Japanese nuclear regulator approves restart of tsunami-hit Onagawa reactor
27 November 2019
According to the Kyodo news agency, a nuclear reactor in north-eastern Japan that was damaged by the 2011 earthquake-tsunami disaster and subsequently shut down has finally received the Japanese Nuclear Regulation Authority’s approval to resume operations.

Onagawa NPP - Image: Wikimedia CC
The No. 2 reactor of Tohoku Electric Power Co.’s Onagawa plant in Miyagi Prefecture received the green light from the NRA after the addition of anti-disaster measures including a large sea wall that is nearing completion.
The Onagawa plant was the closest nuclear plant to the epicentre of the magnitude 9.0 quake that struck northeastern Japan on March 11, 2011, and heavy shaking triggered an automatic shutdown of its three reactors.
While the No. 2 reactor building suffered flooding from the subsequent 13-metre tsunami and lost up to 70% of its earthquake-resistance strength, the plant’s emergency cooling system remained intact and did not suffer a meltdown, unlike at Fukushima Dai-ichi’s 1, 2 and 3 reactors operated by Tokyo Electric Power Co. (Tepco), 165 kilometres to the south.
It is only the second nuclear reactor damaged by the March 2011 disaster to clear the NRA’s new safety standards after the Tokai No. 2 power station in Ibaraki Prefecture.
As well as the sea wall, Onagawa still needs to complete other anti-disaster measures as well as receive local consent to restart, meaning it will almost certainly remain offline until after 2020.
Tohoku Electric expects to spend ¥340 billion ($3.1 billion) on the measures, primarily the 800-metre long wall reaching 29 metres above sea level along the perimeter facing the Pacific Ocean to guard against a tsunami up to 23 metres high.
Costs for enhanced safety measures have ballooned and are expected to further swell with the construction of facilities to be used in the event of a terrorist attack, also required under the new safety standards, Kyodo says.
Tohoku Electric applied for a safety screening for the No. 2 reactor in December 2013, and its restart would save the utility ¥35 billion annually in fuel costs. The No. 1 reactor is scheduled to be decommissioned, while the utility is considering whether to seek approval to restart the No. 3 reactor.
The Onagawa No. 2 reactor may become the first boiling water reactor — the same type used at the Fukushima plant — to resume operations after the disaster, which claimed nearly 16,000 lives and left more than 2,500 missing. In Onagawa, more than 800 were killed or went missing.

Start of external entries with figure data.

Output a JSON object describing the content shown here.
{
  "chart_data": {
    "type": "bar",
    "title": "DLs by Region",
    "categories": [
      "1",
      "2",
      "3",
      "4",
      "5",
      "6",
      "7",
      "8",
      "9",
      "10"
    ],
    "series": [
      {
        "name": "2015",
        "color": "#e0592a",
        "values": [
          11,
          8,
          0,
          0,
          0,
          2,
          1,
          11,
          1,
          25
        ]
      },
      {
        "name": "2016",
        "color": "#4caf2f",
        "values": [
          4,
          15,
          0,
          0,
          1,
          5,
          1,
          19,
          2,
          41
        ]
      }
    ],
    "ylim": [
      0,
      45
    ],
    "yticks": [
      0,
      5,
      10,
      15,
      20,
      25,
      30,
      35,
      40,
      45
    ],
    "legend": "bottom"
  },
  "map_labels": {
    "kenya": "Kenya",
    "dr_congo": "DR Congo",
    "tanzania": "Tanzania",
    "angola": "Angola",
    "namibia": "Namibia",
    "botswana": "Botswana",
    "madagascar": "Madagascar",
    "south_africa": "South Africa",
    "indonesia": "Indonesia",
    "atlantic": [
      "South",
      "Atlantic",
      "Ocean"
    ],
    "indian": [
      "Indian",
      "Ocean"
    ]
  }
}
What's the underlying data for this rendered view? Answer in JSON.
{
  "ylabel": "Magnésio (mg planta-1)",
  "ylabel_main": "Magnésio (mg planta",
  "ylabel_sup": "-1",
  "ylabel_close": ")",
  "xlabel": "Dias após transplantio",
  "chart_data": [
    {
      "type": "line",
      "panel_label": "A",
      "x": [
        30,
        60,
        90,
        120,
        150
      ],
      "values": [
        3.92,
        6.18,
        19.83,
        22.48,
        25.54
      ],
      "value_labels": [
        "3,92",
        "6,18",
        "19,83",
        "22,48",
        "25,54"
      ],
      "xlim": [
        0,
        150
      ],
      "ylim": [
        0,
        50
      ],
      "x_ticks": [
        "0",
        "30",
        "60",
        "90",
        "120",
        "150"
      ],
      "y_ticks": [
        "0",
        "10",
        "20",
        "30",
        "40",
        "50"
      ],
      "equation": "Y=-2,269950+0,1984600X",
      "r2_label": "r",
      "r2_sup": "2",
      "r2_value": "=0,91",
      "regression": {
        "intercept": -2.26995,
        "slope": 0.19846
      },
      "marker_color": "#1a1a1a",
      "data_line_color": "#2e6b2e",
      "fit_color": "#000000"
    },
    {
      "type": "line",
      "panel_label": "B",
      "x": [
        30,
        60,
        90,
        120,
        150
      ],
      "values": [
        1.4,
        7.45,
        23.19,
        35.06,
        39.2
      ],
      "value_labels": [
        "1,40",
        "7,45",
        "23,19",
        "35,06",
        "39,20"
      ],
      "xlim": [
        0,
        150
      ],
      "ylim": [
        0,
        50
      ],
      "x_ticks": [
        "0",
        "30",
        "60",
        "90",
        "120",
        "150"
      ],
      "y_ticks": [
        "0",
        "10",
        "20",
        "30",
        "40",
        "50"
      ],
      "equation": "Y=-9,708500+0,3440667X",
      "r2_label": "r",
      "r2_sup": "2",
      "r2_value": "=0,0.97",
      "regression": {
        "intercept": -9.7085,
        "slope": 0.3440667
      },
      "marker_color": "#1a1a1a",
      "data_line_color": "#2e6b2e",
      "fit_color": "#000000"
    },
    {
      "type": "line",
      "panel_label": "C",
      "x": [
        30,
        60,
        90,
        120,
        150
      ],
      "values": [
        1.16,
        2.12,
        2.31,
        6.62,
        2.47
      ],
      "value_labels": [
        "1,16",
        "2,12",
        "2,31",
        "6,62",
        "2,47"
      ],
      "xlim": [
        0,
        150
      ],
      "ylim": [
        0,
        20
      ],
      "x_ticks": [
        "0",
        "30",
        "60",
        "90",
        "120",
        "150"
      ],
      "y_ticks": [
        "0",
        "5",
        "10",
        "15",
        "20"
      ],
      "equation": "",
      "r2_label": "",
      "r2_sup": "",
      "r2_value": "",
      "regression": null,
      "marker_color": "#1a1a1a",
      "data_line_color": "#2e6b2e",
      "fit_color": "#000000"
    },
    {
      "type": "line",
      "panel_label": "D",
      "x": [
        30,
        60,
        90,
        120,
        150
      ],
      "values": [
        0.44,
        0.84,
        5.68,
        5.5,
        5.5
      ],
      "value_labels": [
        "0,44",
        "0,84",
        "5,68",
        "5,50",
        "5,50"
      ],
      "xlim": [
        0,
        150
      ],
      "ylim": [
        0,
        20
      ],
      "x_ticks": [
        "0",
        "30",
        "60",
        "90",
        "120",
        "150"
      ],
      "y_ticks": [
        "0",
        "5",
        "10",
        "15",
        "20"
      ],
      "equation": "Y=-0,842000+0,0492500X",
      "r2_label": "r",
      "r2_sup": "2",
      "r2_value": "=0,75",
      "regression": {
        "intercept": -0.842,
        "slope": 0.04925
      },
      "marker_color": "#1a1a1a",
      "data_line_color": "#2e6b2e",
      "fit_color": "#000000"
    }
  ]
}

Other boiling water reactors at Tepco’s Kashiwazaki-Kariwa plant in Niigata Prefecture and the Tokai No. 2 plant of Japan Atomic Power Co. already have NRA approval to resume operations, but have yet to obtain local consent.
The Fukushima disaster led to the shutdown of the country’s 54 operational reactors, which once provided nearly a third of Japan’s electricity. All those considered for restart had to be relicensed under new standards after the disaster highlighted operational and regulatory failings.
Nine reactors have been restarted, all of them pressurised water reactors located in the south of the country. Because of Fukushima, a stigma still hangs over use of the older BWR technology.
Reuters estimates that 21 of Japan’s reactors will be decommissioned, a further 11 are shut with any restart unlikely, six are shut with restart uncertain, and another seven are shut with restart likely at some point in the future.
While the approval will be a boost for Japan’s embattled nuclear industry, the sector will still miss a government target of providing at least a fifth of the country’s electricity by 2030, an analysis by Reuters showed last year.